As we reach the enrollment deadline for the Affordable Care Act (ACA), many are still left wondering about dental coverage under the new bill. The National Association of Dental Plans says that over one third of U.S. residents (126.7 million out of 313 million) do not have dental coverage.
Another startling fact is that approximately 70% of U.S. adults between ages 35 and 44 have lost at least one tooth, and the number of missing teeth goes up significantly as those same adults reach retirement age.
That fact, coupled with the lack of dental coverage for so many Americans, is downright terrifying.
While the ACA defines pediatric dental care as an “essential health benefit”, adult dental care isn’t so well-provided-for, despite the clear links between diabetes, dementia, stroke, and pregnancy issues.
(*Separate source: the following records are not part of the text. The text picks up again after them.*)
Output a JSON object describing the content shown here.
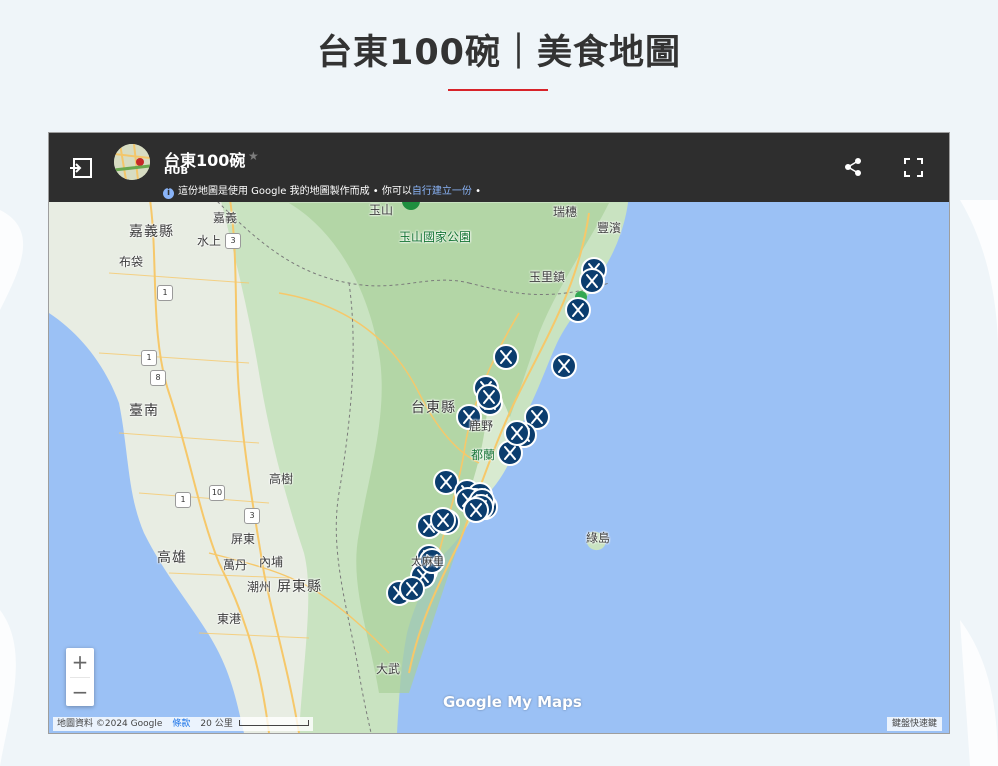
{
  "page": {
    "title": "台東100碗｜美食地圖"
  },
  "map": {
    "title": "台東100碗",
    "subtitle": "HUB",
    "notice_text": "這份地圖是使用 Google 我的地圖製作而成 • 你可以",
    "notice_link": "自行建立一份",
    "notice_end": " •",
    "icons": {
      "legend_toggle": "legend-toggle-icon",
      "share": "share-icon",
      "fullscreen": "fullscreen-icon",
      "info": "info-icon",
      "star": "star-icon",
      "marker": "restaurant-marker-icon"
    },
    "places": [
      {
        "name": "玉山"
      },
      {
        "name": "玉山國家公園"
      },
      {
        "name": "瑞穗"
      },
      {
        "name": "豐濱"
      },
      {
        "name": "嘉義縣"
      },
      {
        "name": "嘉義"
      },
      {
        "name": "水上"
      },
      {
        "name": "布袋"
      },
      {
        "name": "玉里鎮"
      },
      {
        "name": "臺南"
      },
      {
        "name": "台東縣"
      },
      {
        "name": "鹿野"
      },
      {
        "name": "都蘭"
      },
      {
        "name": "高樹"
      },
      {
        "name": "屏東"
      },
      {
        "name": "高雄"
      },
      {
        "name": "萬丹"
      },
      {
        "name": "內埔"
      },
      {
        "name": "潮州"
      },
      {
        "name": "屏東縣"
      },
      {
        "name": "綠島"
      },
      {
        "name": "東港"
      },
      {
        "name": "大武"
      },
      {
        "name": "太麻里"
      }
    ],
    "road_shields": [
      "3",
      "1",
      "1",
      "8",
      "1",
      "10",
      "3"
    ],
    "zoom_in": "+",
    "zoom_out": "−",
    "google_logo": "Google My Maps",
    "attribution": "地圖資料 ©2024 Google",
    "terms": "條款",
    "scale": "20 公里",
    "shortcuts": "鍵盤快速鍵",
    "colors": {
      "header": "#2e2e2e",
      "sea": "#9bc1f5",
      "marker": "#0b3d6e",
      "title_rule": "#d8232a",
      "link": "#8ab4f8"
    },
    "marker_count": 32
  }
}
And older patients are even less likely to have dental insurance. The American Dental Association recently found that 66% of adults over the age of 65 have no dental coverage whatsoever.
Since adult dental plans are considered optional under the ACA, they must be purchased separately. There are some stand-alone plans available through the exchange, but they require the purchase of one of the offered medical insurance plans. If a buyer is medically insured through their employer, they can’t purchase only dental coverage through the exchange.
“Quality dental care should be accessible and affordable to everyone,” states Jennifer Stoll, president of DentalPlans.com. “Oral and vision care are an essential part of a person’s overall health and well-being and lack of coverage can really impact your quality of life.”